C’è tuttavia un aspetto della malattia che forse il “care-giver” non è preparato ad affrontare. La disabilità, spesso, non elimina gli istinti scatenati dalla normale routine fisiologico-ormonale del corpo. E sappiamo tutti molto bene, al di là delle ipocrisie, quanto queste esigenze sappiano farsi pressanti fino quasi a divorare i pensieri di chi non riesce a soddisfarle. La sessualità è una componente fondamentale della nostra biologia, che si può esprimere nella dimensione dell’amore ma che non necessariamente si esaurisce in essa. Una componente volutamente sottovalutata, mortificata e anzi, nel tempo, oggetto di una demonizzazione che non rende giustizia della nobile funzione che esplica. Una forza che si sprigiona, volenti o nolenti, incanalandosi dentro un alveo elettivo o, se imbrigliata, seguendo pertugi e valichi che portano ad esiti spesso disastrosi, siano essi degradanti e pericolosi dal punto di vista sociale, o devastanti e patologici dal punto di vista psicologico.

Ma c’è chi si batte perché, almeno nell’ambito della disabilità, la sessualità venga riconosciuta come un diritto, al pari di quelli garantiti e tutelati dai trattati fondanti del vivere civile e dalle Costituzioni.
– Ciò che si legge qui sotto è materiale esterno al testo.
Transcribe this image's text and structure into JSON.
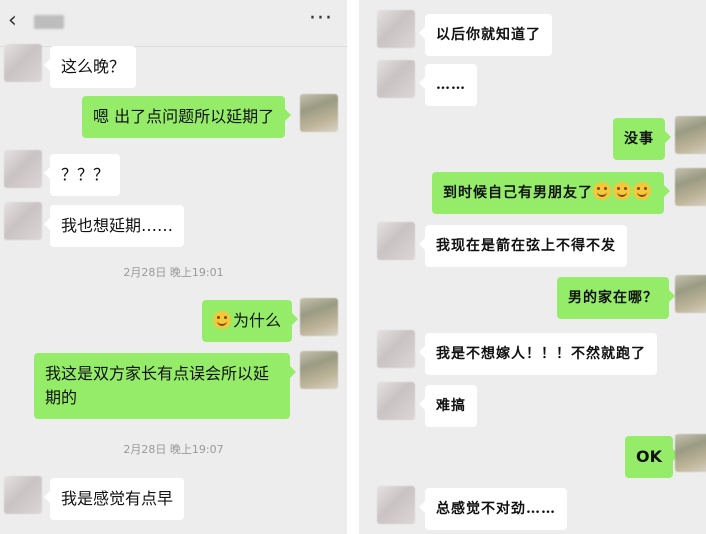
{
  "left": {
    "header": {
      "back_icon": "chevron-left-icon",
      "more_icon": "more-horizontal-icon",
      "more_glyph": "···",
      "name": ""
    },
    "messages": [
      {
        "side": "in",
        "text": "这么晚？"
      },
      {
        "side": "out",
        "text": "嗯 出了点问题所以延期了"
      },
      {
        "side": "in",
        "text": "？？？"
      },
      {
        "side": "in",
        "text": "我也想延期……"
      },
      {
        "side": "out",
        "text": "为什么",
        "emoji": "laughing-face-icon"
      },
      {
        "side": "out",
        "text": "我这是双方家长有点误会所以延期的"
      },
      {
        "side": "in",
        "text": "我是感觉有点早"
      }
    ],
    "timestamps": [
      "2月28日 晚上19:01",
      "2月28日 晚上19:07"
    ]
  },
  "right": {
    "messages": [
      {
        "side": "in",
        "text": "以后你就知道了"
      },
      {
        "side": "in",
        "text": "……"
      },
      {
        "side": "out",
        "text": "没事"
      },
      {
        "side": "out",
        "text": "到时候自己有男朋友了",
        "emoji": "grinning-face-icon"
      },
      {
        "side": "in",
        "text": "我现在是箭在弦上不得不发"
      },
      {
        "side": "out",
        "text": "男的家在哪？"
      },
      {
        "side": "in",
        "text": "我是不想嫁人！！！不然就跑了"
      },
      {
        "side": "in",
        "text": "难搞"
      },
      {
        "side": "out",
        "text": "OK"
      },
      {
        "side": "in",
        "text": "总感觉不对劲……"
      }
    ]
  },
  "colors": {
    "background": "#ededed",
    "incoming_bubble": "#ffffff",
    "outgoing_bubble": "#95ec69",
    "timestamp": "#9a9a9a"
  }
}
Del resto, la stessa storia dei diritti è una evoluzione costante di riconoscimenti sempre più estesi alle esigenze individuali, che sono cresciuti di pari passo con l’evoluzione della consapevolezza e della civiltà. Parliamo dei “love-giver”, i quali ritengono che, al pari di altri paesi, anche in Italia siano maturi i tempi per pensare al riconoscimento del diritto del disabile ad avere una vita sessuale, se non proprio normale, almeno sufficiente a permettergli di affrontare la quotidianità con più serenità.
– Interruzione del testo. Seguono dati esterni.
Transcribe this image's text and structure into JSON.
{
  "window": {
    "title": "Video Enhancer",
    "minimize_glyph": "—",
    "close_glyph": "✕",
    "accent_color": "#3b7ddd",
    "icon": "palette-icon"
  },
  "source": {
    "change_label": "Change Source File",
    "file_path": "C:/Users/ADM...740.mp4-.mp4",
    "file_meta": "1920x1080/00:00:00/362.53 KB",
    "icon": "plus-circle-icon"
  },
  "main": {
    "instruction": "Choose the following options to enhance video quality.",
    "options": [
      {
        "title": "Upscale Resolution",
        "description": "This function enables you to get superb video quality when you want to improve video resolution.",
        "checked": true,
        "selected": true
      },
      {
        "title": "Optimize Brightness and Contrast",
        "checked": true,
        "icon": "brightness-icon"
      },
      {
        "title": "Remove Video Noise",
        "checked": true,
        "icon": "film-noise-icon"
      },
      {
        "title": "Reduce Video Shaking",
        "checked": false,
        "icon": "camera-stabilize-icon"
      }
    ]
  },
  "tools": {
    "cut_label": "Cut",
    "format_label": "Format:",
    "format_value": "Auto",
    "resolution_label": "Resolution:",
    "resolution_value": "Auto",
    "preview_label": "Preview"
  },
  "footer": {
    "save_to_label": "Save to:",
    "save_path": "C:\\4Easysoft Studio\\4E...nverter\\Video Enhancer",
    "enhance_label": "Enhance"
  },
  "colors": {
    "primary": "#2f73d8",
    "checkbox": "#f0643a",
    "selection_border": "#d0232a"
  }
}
Certo, un disabile in Italia ha molti problemi, a cominciare dalle barriere architettoniche, dall’adeguamento delle strutture socio-sanitarie, passando per l’insufficienza dei sussidi economici e così via, ma questo non significa che, a maggior ragione, non possa trovare in un “love-giver” (il quale ha un’etica rigorosa, come si conviene a chi deve rapportarsi con la parte più profonda, intima e sensibile degli altri) quel momento di pace che può permettergli di superare ostacoli diversamente insormontabili, che rendono ancora più difficile la sua condizione.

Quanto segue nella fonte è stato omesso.